LIBERTY, Ky. (AP) — As Kentucky’s GOP primary campaign sprints toward the finish line, some Republicans are looking ahead to the November election with an eye toward who best can reclaim the governorship — a job that the state’s dominant party has struggled to hold despite its strong showing in other races.
With candidates dashing from the hills of Appalachia to the suburbs of Lexington and Louisville and rural communities out west, some of the voters they meet along the way say they are basing decisions in the May 16 primary mostly on which Republican would pose the toughest challenge to Democratic Gov. Andy Beshear, who is facing nominal party opposition.
The contest, coming a year before national elections will determine control of the presidency and Congress, is expected to send loud signals about whether Democrats can remain competitive in what has become rock-solid Republican territory.
Republican voters are handicapping a crowded pack of candidates vying for the gubernatorial nomination in hopes of confirming their party’s dominant status. Leading contenders in the 12-candidate field include Attorney General Daniel Cameron, former U.N. Ambassador Kelly Craft and state Agriculture Commissioner Ryan Quarles.
The top contenders often sound alike on core GOP issues. They support gun rights, oppose abortion and demand more parental input in school policies. Those similarities have further elevated the question of who would run the best race against Beshear.
David Hines thinks Craft is the answer to that question.
“She’s the best chance we’ve got to get him out of there,” the retired highway worker said while watching Craft shake hands and chat with supporters after a lunchtime speech this past week in Liberty, a small community in a rural GOP stronghold.
Roger Monday, another retiree at the event, said Craft’s tough talk on combating the spread of illegal drugs was a winning message in a state plagued by drug abuse problems.
“She doesn’t mince words,” he said. “I firmly believe that she will do what she says.”
At a Cameron appearance in Richmond that same day, retired factory worker Gary Robinson was won over by the candidate’s emphasis on conservative values and his record as attorney general of going to court to challenge policies by Beshear and President Joe Biden’s administration.
“He’s got backbone,” Robinson said of Cameron. “We’ve got so many people in government today that have no backbone to stand up against things that are wrong, like the ‘woke’ stuff that’s going on in our schools and in our government.”
Despite its victories in other statewide races and its dominance in controlling the legislature and all but one congressional seat, the Kentucky GOP has struggled to win the governorship, in part due to the staying power of the Beshear family name.
The last two Republican governors — Ernie Fletcher and Matt Bevin — lost reelection bids, in 2007 and 2019, respectively. Each time, it was a Beshear who unseated them, forging a strong political brand that, so far, has endured Republican advances elsewhere.
“Fortunately our three top candidates are very electable and in far better personal image positions than we were in 2019,” said Scott Jennings, a Kentucky-based Republican political commentator and former adviser to President George W. Bush.
Steve Beshear defeated Fletcher to begin his eight-year tenure as governor. His son, the current governor, ousted Bevin four years ago and has received consistently high voter approval ratings. Andy Beshear has presided over record economic development growth and led the state through a series of tragedies — the pandemic, tornadoes, floods and a mass shooting that killed one of his closest friends.

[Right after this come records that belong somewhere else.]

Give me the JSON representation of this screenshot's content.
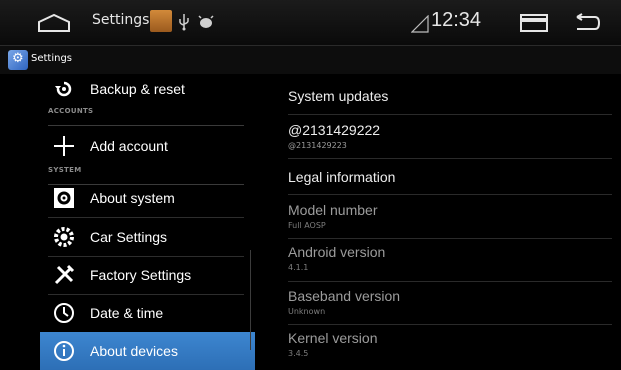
{
  "status_bar": {
    "title": "Settings",
    "time": "12:34",
    "icons": [
      "home-icon",
      "app-notification-icon",
      "usb-icon",
      "debug-icon",
      "signal-icon",
      "recent-apps-icon",
      "back-icon"
    ]
  },
  "action_bar": {
    "title": "Settings",
    "icon": "settings-app-icon"
  },
  "sidebar": {
    "items": [
      {
        "label": "Backup & reset",
        "icon": "backup-icon"
      },
      {
        "label": "Add account",
        "icon": "add-icon"
      },
      {
        "label": "About system",
        "icon": "about-system-icon"
      },
      {
        "label": "Car Settings",
        "icon": "car-settings-icon"
      },
      {
        "label": "Factory Settings",
        "icon": "factory-tools-icon"
      },
      {
        "label": "Date & time",
        "icon": "clock-icon"
      },
      {
        "label": "About devices",
        "icon": "info-icon",
        "selected": true
      }
    ],
    "sections": [
      "ACCOUNTS",
      "SYSTEM"
    ]
  },
  "details": {
    "items": [
      {
        "title": "System updates",
        "summary": ""
      },
      {
        "title": "@2131429222",
        "summary": "@2131429223"
      },
      {
        "title": "Legal information",
        "summary": ""
      },
      {
        "title": "Model number",
        "summary": "Full AOSP"
      },
      {
        "title": "Android version",
        "summary": "4.1.1"
      },
      {
        "title": "Baseband version",
        "summary": "Unknown"
      },
      {
        "title": "Kernel version",
        "summary": "3.4.5"
      }
    ]
  },
  "colors": {
    "selected_bg": "#3d86d0",
    "accent": "#33b5e5"
  }
}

Democrats have delighted in the combativeness between the Craft and Cameron campaigns — and their surrogates — while accusing GOP hopefuls of tailoring messages to appeal to extremists.
After leading GOP candidates engaged in a feisty debate this past week on Kentucky Educational Television, state Democratic Chair Colmon Elridge said: “We have not seen throughout the entire GOP primary, and we did not see last night, any compelling reason to replace one of the most popular governors in the country.”
In the current GOP primary, each leading camp has trumpeted its candidate’s qualities as a party standard-bearer against the Democratic incumbent.
Cameron supporters portray him as a unifier, a point he played up in his speech in Richmond.
“Regardless of where you find yourself on the Republican ideological spectrum, I think this campaign has the ability to unify in ways that make sure that we win and retire Andy Beshear in November,” he said.
Cameron has ties to the party’s Donald Trump and Mitch McConnell orbits that transcend recent friction between the two GOP leaders. Cameron won the former president’s endorsement and is a protegee of the Senate Republican leader from Kentucky, having worked as McConnell’s legal counsel. Cameron is the state’s first Black attorney general ; defeating Beshear in November would make him the state’s first Black governor.
Quarles backers note his strong ties to rural Kentucky from his nearly two terms as agriculture commissioner and the steady flow of policy announcements from his campaign.
“I want this race to be based on who has the best ideas,” he said in the recent KET debate. “I think that we as Kentuckians deserve that in this primary.”
Craft supporters say her family’s immense wealth — and her ability to self-finance her campaign — would free her from being beholden to anyone. She is married to coal magnate Joe Craft.
“I’m not looking for a job,” she said in Liberty. “I just see a job that needs to be done.”